Przy okazji rozszyfrowywania tego składu poznałam nowe pojęcie:
intrakt (inaczej: alkoholatura), czyli coś w rodzaju nalewki, powstającej poprzez zalanie surowca roślinnego wrzącym alkoholem. Nie jestem pewna, czy wrażliwe skóry i głowy będą chciały się z tym zapoznać.
Po kolei w składzie mamy: olej z cedru himalajskiego, dahurski olej sojowy, olej z jodły syberyjskiej, olej z rokitnika altajskiego, olej z jałowca, olej z amarantusa, olejek z dzikiej róży, olej łopianowy, olej lniany, intrakty z szałwii, z glistnika jaskółcze ziele, z melisy, z miodunki plamistej, z rumianku, z uczepu trójlistnego, z krwawnika i z pokrzywy.
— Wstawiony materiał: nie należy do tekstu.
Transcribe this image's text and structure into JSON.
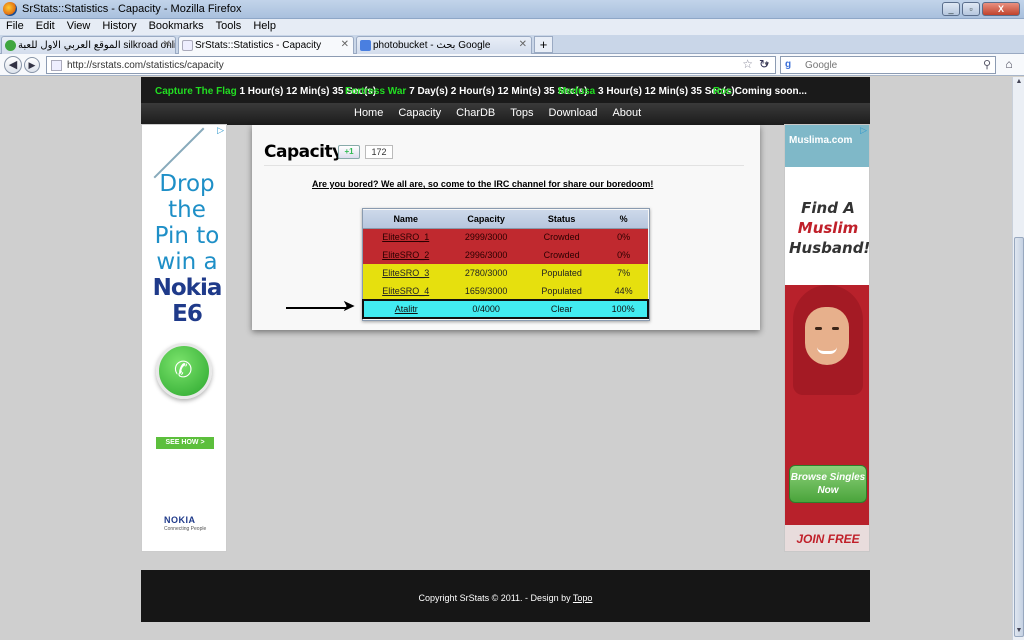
{
  "window": {
    "title": "SrStats::Statistics - Capacity - Mozilla Firefox",
    "buttons": [
      "_",
      "▫",
      "X"
    ]
  },
  "menu": [
    "File",
    "Edit",
    "View",
    "History",
    "Bookmarks",
    "Tools",
    "Help"
  ],
  "tabs": [
    {
      "label": "الموقع العربي الاول للعبة silkroad online",
      "active": false
    },
    {
      "label": "SrStats::Statistics - Capacity",
      "active": true
    },
    {
      "label": "photobucket - بحث Google",
      "active": false
    }
  ],
  "nav": {
    "url": "http://srstats.com/statistics/capacity",
    "search_placeholder": "Google"
  },
  "timers": [
    {
      "event": "Capture The Flag",
      "time": "1 Hour(s) 12 Min(s) 35 Sec(s)"
    },
    {
      "event": "Fortress War",
      "time": "7 Day(s) 2 Hour(s) 12 Min(s) 35 Sec(s)"
    },
    {
      "event": "Medusa",
      "time": "3 Hour(s) 12 Min(s) 35 Sec(s)"
    },
    {
      "event": "Roc",
      "time": "Coming soon..."
    }
  ],
  "site_nav": [
    "Home",
    "Capacity",
    "CharDB",
    "Tops",
    "Download",
    "About"
  ],
  "page": {
    "title": "Capacity",
    "plusone_label": "+1",
    "plusone_count": "172",
    "irc_notice": "Are you bored? We all are, so come to the IRC channel for share our boredoom!"
  },
  "table": {
    "headers": [
      "Name",
      "Capacity",
      "Status",
      "%"
    ],
    "rows": [
      {
        "name": "EliteSRO_1",
        "capacity": "2999/3000",
        "status": "Crowded",
        "pct": "0%",
        "kind": "crowded"
      },
      {
        "name": "EliteSRO_2",
        "capacity": "2996/3000",
        "status": "Crowded",
        "pct": "0%",
        "kind": "crowded"
      },
      {
        "name": "EliteSRO_3",
        "capacity": "2780/3000",
        "status": "Populated",
        "pct": "7%",
        "kind": "populated"
      },
      {
        "name": "EliteSRO_4",
        "capacity": "1659/3000",
        "status": "Populated",
        "pct": "44%",
        "kind": "populated"
      },
      {
        "name": "Atalitr",
        "capacity": "0/4000",
        "status": "Clear",
        "pct": "100%",
        "kind": "clear"
      }
    ]
  },
  "ad_left": {
    "headline": "Drop the Pin to win a",
    "brand": "Nokia E6",
    "cta": "SEE HOW >",
    "logo": "NOKIA",
    "logo_sub": "Connecting People"
  },
  "ad_right": {
    "logo": "Muslima.com",
    "headline_1": "Find A",
    "headline_accent": "Muslim",
    "headline_2": "Husband!",
    "cta": "Browse Singles Now",
    "join": "JOIN FREE"
  },
  "footer": {
    "copyright": "Copyright SrStats © 2011. - Design by ",
    "designer": "Topo"
  },
  "colors": {
    "crowded": "#c0292f",
    "populated": "#e6e00e",
    "clear": "#42ecf1",
    "timer_event": "#22dd22"
  }
}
Następny w kolejności jest detergent, a jakże - SLeS, następnie nawilżający sorbitol i kolejny związek powierzchniowo czynny. Następnie ekstrakty: z mącznicy lekarskiej, omanu wielkiego, krzyżownicy syberyjskiej, sosny zwyczajnej, szyszek olszy czarnej, różeńca górskiego, mąkli tarniowej, brodaczki najdłuższej, świerku syberyjskiego, białego i czerwonego korzenia myjącego. lukrecji gładkiej, prawoślazu i szczodraku krokoszowatego. Dalej mamy ozokeryt - naturalny wosk mineralny, dziegieć (smołę), czagę brzozową, czyli ekstrakt z grzyba, błyskoporka podkorowego, przerastającego pień brzozy, rozpuszczony w glikolu propylenowym pyłek kwiatowy, ekstrakt z modrzewia syberyjskiego, produkty destylacji ropy naftowej i konserwant.
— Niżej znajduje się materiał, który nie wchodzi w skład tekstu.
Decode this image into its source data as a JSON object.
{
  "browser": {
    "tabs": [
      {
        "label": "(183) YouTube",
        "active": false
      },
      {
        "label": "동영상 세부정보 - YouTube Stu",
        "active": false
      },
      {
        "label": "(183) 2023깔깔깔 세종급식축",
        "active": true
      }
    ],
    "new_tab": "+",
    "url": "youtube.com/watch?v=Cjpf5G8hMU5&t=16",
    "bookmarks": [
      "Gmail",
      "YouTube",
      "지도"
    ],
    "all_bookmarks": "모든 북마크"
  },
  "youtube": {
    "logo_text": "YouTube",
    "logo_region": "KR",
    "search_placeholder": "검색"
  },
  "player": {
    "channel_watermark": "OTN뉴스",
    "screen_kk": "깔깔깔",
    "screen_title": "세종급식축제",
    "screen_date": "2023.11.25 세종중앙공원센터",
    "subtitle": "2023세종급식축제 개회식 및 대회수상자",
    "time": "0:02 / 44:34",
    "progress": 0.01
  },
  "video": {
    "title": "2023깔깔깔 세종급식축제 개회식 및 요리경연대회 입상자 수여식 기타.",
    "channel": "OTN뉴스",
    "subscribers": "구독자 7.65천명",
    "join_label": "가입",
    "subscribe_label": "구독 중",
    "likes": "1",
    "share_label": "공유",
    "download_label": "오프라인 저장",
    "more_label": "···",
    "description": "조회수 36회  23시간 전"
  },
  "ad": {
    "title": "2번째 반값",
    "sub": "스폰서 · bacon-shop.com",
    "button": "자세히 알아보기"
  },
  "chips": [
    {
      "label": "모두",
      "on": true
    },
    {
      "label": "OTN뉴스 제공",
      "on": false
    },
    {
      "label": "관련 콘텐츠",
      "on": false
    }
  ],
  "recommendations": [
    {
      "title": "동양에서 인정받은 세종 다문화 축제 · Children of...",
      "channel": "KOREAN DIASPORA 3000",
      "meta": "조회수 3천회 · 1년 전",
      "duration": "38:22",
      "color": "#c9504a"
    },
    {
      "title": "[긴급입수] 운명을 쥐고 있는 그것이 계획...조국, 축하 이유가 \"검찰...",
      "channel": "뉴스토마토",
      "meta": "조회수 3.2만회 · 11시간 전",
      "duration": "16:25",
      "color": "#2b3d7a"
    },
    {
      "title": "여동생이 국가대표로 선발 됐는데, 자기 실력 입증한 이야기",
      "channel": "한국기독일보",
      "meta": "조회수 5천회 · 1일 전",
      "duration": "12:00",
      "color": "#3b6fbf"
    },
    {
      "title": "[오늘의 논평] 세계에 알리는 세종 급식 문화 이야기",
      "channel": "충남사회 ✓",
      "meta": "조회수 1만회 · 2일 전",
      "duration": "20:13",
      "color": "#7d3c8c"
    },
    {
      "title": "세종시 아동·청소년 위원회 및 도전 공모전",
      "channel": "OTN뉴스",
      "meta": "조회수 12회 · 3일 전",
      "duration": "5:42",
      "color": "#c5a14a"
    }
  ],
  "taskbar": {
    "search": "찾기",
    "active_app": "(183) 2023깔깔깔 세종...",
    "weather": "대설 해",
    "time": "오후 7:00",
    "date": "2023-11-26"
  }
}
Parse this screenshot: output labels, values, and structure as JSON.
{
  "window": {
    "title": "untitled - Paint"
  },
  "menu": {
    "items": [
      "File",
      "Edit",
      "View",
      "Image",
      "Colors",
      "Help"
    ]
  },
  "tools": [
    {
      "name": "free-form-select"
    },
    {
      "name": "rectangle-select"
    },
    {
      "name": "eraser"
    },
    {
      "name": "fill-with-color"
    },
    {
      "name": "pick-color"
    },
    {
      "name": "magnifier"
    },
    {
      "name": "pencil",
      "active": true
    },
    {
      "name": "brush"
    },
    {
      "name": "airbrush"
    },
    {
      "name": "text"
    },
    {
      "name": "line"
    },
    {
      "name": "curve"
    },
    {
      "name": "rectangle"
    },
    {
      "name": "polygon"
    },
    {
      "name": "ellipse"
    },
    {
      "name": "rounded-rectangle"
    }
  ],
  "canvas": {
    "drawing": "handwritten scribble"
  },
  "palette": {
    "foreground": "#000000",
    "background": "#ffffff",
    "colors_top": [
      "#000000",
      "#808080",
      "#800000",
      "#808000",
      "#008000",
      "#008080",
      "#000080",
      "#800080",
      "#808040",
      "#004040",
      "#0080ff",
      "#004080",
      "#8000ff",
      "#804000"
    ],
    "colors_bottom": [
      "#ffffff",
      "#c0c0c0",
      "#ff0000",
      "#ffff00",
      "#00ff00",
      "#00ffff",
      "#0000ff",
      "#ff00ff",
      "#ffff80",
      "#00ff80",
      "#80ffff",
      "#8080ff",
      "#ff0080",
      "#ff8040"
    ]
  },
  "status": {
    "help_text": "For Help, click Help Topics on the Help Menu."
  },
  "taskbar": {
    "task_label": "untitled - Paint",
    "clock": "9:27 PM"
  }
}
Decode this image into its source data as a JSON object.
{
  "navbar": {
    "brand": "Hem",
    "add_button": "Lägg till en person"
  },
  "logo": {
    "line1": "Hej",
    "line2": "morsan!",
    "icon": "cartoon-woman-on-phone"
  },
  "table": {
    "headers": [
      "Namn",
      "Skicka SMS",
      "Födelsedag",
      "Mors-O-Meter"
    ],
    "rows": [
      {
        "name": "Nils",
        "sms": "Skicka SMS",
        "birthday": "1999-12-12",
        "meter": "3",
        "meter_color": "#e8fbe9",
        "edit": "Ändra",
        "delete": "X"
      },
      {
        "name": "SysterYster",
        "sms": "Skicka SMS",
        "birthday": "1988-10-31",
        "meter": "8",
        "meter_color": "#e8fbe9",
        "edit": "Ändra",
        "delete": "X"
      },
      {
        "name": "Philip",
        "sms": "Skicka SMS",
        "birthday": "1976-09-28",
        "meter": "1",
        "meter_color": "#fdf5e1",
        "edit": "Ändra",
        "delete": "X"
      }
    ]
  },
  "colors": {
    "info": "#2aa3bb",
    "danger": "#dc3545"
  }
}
Skład jest bardzo bogaty w ekstrakty, intrakty i oleje, detergenty, naturalne ekstrakty myjące zawierające saponiny i kilka rzeczywiście egzotycznych składników. Ciekawskim o naturze eksperymentatorów - polecam :)
Mydło dziegciowe - twarde
I na koniec mydło w kostce :)
INCI: Sodium Tallowate, Sodium Cocoate, Sodium Palmate, Aqua, Betula Tar, Triethanolamine, Diethylene Glycol, PEG-9, Disodium EDTA, Citric Acid, Cellulose Gum, Benzoic Acid, Sodium Chloride.
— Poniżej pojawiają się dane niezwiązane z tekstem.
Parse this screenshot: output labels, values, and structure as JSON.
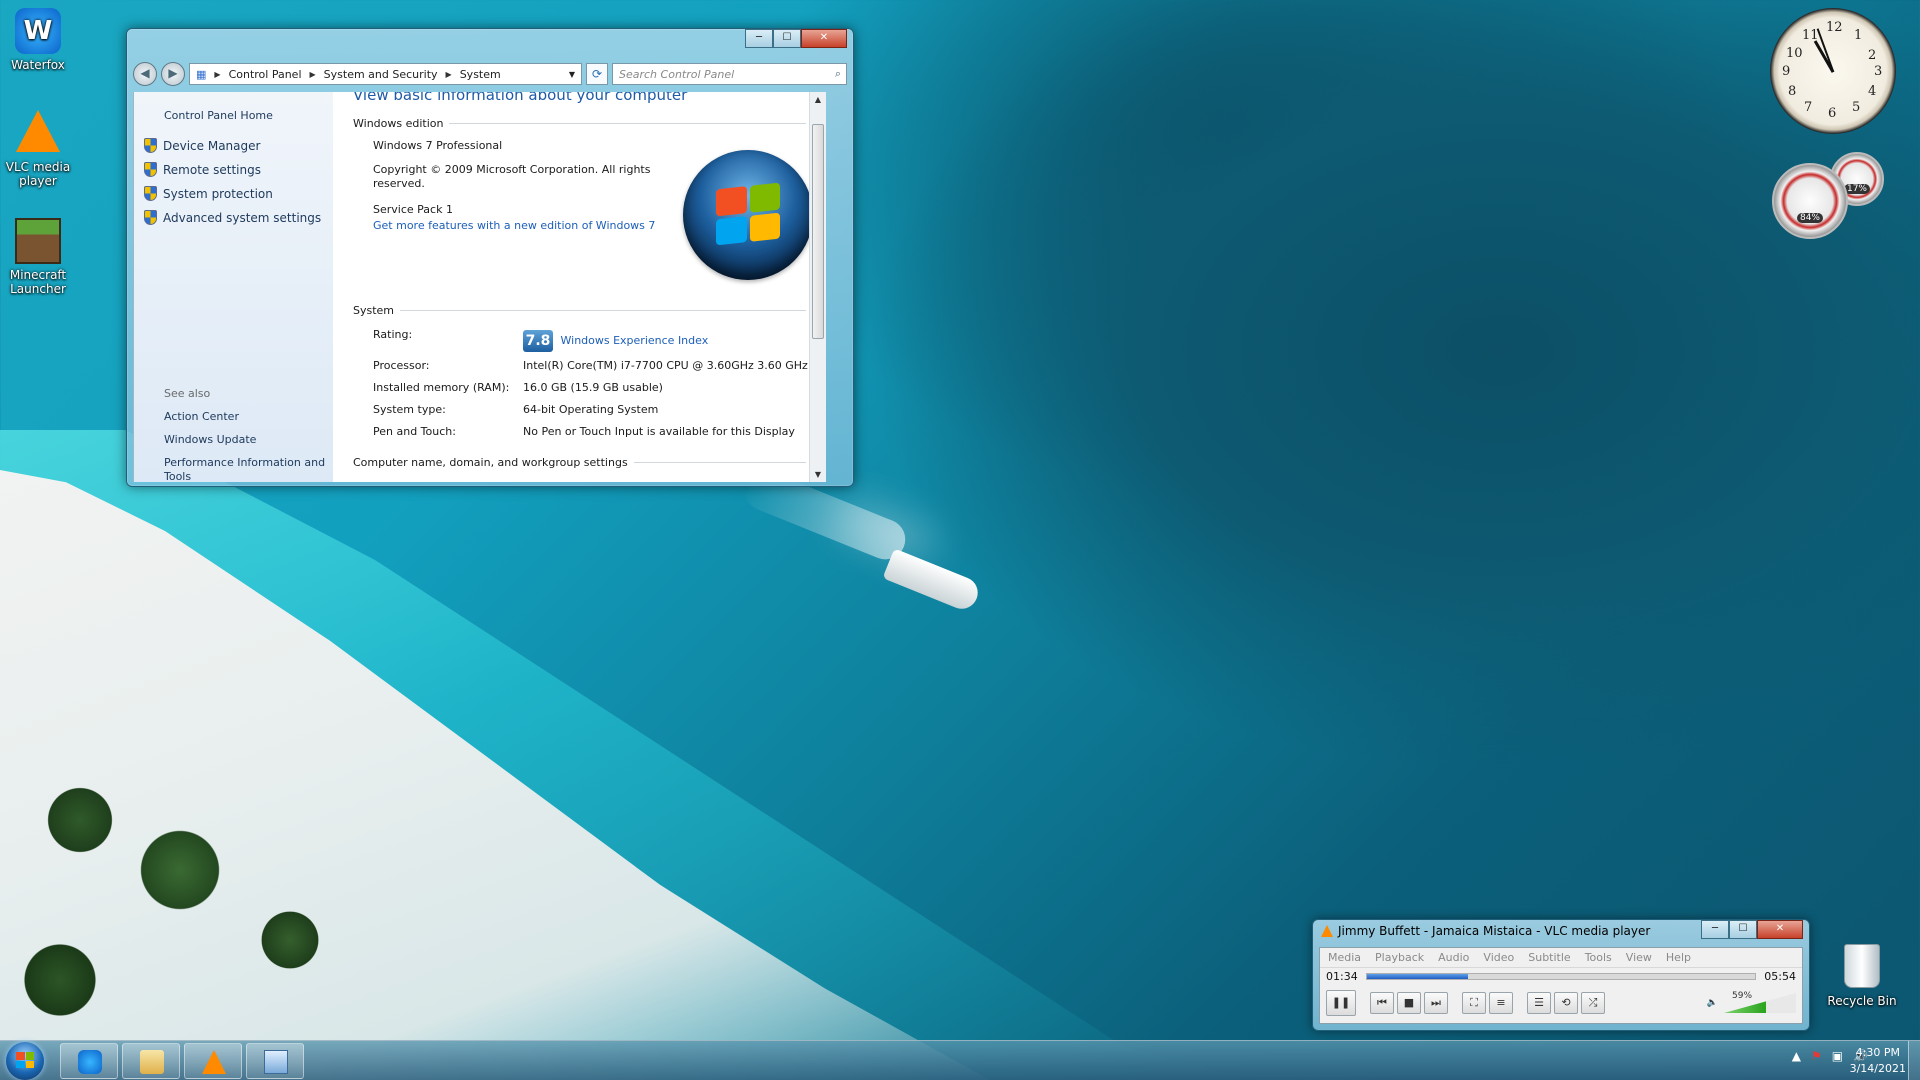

Nie zgłębiałam się w temat mydeł w kostce, ale myślę, że na tle mydeł w płynie prezentuje się całkiem-całkiem, mamy dziegieć i bazę mydlaną (sole sodowe), choć zastanawiam się, czy rzeczywiście tyle różnych soli trzeba było w to mydełko upchać, czy przypadkiem nie będzie czyściło aż za bardzo. Niestety, ze względu na niechęć do trietanoloaminy na mydełko się nie skuszę.
Znaleźliście coś, co Was zainteresowało i jest warte sprawdzenia?
A może znacie jakieś inne kosmetyki dziegciowe, których ja tutaj nie uwzględniłam?